A spokesman added: "During the seven weeks in Belmarsh his health has continued to deteriorate and he has dramatically lost weight. The decision of the prison authorities to move him into the health ward speaks for itself.

"We strongly condemn the refusal by the Swedish court to postpone a hearing on 3rd June on the basis of Mr Assange's health condition.

"Defence lawyer for Assange, Per Samuelson, said that Assange's health state last Friday was such 'that it was not possible to conduct a normal conversation with him'."

Assange sought political asylum in the Ecuadorian embassy in London in 2012 after the leaks of hundreds of thousands of classified US diplomatic cables on his whistleblowing website.

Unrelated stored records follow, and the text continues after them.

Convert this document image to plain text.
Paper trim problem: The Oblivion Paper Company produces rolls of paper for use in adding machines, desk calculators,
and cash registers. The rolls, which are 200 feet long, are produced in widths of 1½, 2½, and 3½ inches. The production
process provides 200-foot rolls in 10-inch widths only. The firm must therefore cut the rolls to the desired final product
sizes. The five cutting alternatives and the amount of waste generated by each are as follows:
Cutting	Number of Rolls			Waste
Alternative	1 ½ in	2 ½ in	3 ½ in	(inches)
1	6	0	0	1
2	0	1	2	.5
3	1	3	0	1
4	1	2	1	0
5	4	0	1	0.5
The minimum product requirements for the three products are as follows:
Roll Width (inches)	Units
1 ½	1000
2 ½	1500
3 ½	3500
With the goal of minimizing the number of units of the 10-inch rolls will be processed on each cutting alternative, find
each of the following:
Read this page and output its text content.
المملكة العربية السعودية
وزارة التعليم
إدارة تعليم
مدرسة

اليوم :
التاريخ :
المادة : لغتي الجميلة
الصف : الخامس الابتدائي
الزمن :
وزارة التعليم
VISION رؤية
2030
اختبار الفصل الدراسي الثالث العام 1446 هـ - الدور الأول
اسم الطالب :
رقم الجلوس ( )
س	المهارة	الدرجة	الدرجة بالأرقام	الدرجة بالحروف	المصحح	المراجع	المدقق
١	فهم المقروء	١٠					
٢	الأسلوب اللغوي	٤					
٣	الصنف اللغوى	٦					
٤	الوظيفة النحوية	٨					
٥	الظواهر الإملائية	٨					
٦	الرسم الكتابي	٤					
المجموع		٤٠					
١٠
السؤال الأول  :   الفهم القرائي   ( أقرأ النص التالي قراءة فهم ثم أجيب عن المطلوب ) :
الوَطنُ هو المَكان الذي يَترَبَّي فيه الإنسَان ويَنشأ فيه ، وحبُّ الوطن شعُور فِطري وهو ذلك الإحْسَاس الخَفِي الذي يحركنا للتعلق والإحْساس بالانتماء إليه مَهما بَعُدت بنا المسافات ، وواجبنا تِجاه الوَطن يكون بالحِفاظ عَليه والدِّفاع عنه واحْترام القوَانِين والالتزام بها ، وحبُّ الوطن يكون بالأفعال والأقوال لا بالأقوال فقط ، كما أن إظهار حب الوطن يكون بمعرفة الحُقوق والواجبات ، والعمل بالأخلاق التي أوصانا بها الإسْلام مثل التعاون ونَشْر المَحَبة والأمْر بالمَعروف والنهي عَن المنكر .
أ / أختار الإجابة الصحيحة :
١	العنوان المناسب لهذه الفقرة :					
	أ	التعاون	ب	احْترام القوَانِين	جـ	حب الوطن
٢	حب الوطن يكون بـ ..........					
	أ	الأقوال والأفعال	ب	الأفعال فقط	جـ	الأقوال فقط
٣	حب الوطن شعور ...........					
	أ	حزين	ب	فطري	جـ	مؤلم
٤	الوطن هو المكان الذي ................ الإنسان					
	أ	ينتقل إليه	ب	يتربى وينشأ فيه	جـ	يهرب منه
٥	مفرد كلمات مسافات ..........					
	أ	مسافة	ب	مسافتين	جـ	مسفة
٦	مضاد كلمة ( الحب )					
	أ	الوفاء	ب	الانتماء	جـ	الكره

He was charged in the US this month with receiving and publishing thousands of classified documents linked to the wars in Iraq and Afghanistan.

The US Justice Department has indicted Assange on 18 counts that relate to his "alleged role in one of the largest compromises of classified information in the history of the United States", it said.

He is accused of working with former US army intelligence analyst Chelsea Manning in "unlawfully obtaining and disclosing classified documents related to the national defence", a statement said.

Also this month, an investigation into rape allegations against Assange, which he denies, has been reopened by Swedish prosecutors who have requested Uppsala District Court detains him in his absence.

Deputy director of public prosecution Eva-Marie Persson said if the court decides to detain Assange, she "will issue a European Arrest Warrant concerning surrender to Sweden".

Assange supporter and Bafta-winning documentary maker John Pilger said all media organisations are now "in grave danger".

He told the Press Association outside court: "Every journalist should be here.

"What's happening to Julian Assange may certainly, almost certainly, happen to many other journalists.

"Today Julian Assange, tomorrow the Press Association, if it prints the truth, the New York Times, the Guardian, all the rest of them.

"If they really do journalism they're in grave danger at the moment."

Assange is serving a 50-week sentence in Belmarsh Prison for bail violations.